It’s Friday and that means it’s time to review the latest economic data and identify which pockets of the economy are heating up and which are slowing down. Don’t worry about catching every headline and every report throughout the week—I recap all of the most important news impacting your wealth right here every Friday. Let’s take a look at this week’s big headlines:
Consumer Debt Surges On Student Loans
In February, U.S. consumer credit rose by $16.49 billion to $3.13 trillion. This came below economists’ estimates of a $14.09 billion increase. Meanwhile, January consumer credit was revised up to show a $13.8 billion gain, up from $13.7 billion. Breaking it down, revolving credit plunged $2.42 billion—this is second month in row that credit card debt has fallen. Meanwhile, non-revolving credit surged $18.91 billion, the largest jump in a year. It’s clear that student loan market is boosting consumer borrowing in the U.S. I expect that credit card debt will also increase over the next few months as the spring thaw heats up consumer spending.
Wholesalers Restock Their Sales
In February, U.S. wholesalers increased their stockpiles by 0.5%. Sales rose 0.7%, representing a rebound from the 1.8% drop in January. At the current sales pace, wholesalers have enough stock to last 1.19 months. Meanwhile, wholesale inventories for January were revised to reflect a 0.8% gain, up from a 0.6% increase previously. The rebound in sales is a good sign because it gives wholesalers incentives to continue restocking their sales. While analysts don’t expect inventories to drastically boost first-quarter growth, this bodes well for the second quarter and beyond.
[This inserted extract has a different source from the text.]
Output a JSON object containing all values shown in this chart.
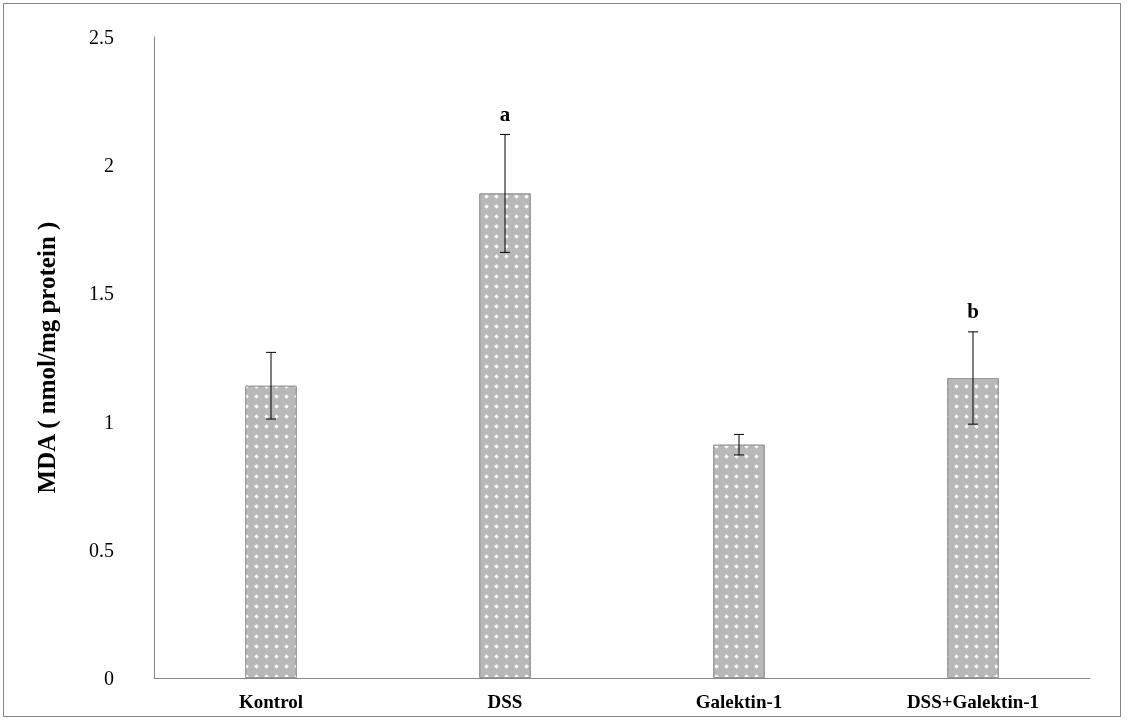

Jobless Claims Plunge to Seven-Year Low
Last week, jobless claims plunged by 26,000 to a 300,000 annual rate. This was a stronger turnout than expected; economists had predicted the measure to tick down to 325,000. Meanwhile, jobless claims from the previous week were revised up by 6,000 to 326,000. The four-week moving average also declined 4,750 to 316,250. It’s official: Jobless claims are at the lowest level in seven years. Better yet, the more stable four-week moving average is also at the lowest level since late September. We’re seeing a significant decline in layoff activity partly due to the short-term staffing industry. Temporary jobs are now accounting for a much higher proportion of the workforce.
Wholesale Prices On the Rise
In March, wholesale prices jumped 0.5%. Economists had anticipated a 0.1% increase, so this was more dramatic than expected. This Food prices increased, as well as prices at clothing and jewelry retailers. Energy prices fell. Excluding food and energy prices, which tend to be more volatile, the core PPI increased 0.3%. This is the largest such increase since June. As dramatic as this monthly rise seems, inflation remains in check over the long term. Over the past 12 months producer prices have risen just 1.4%, well below the 2% target established by the Fed.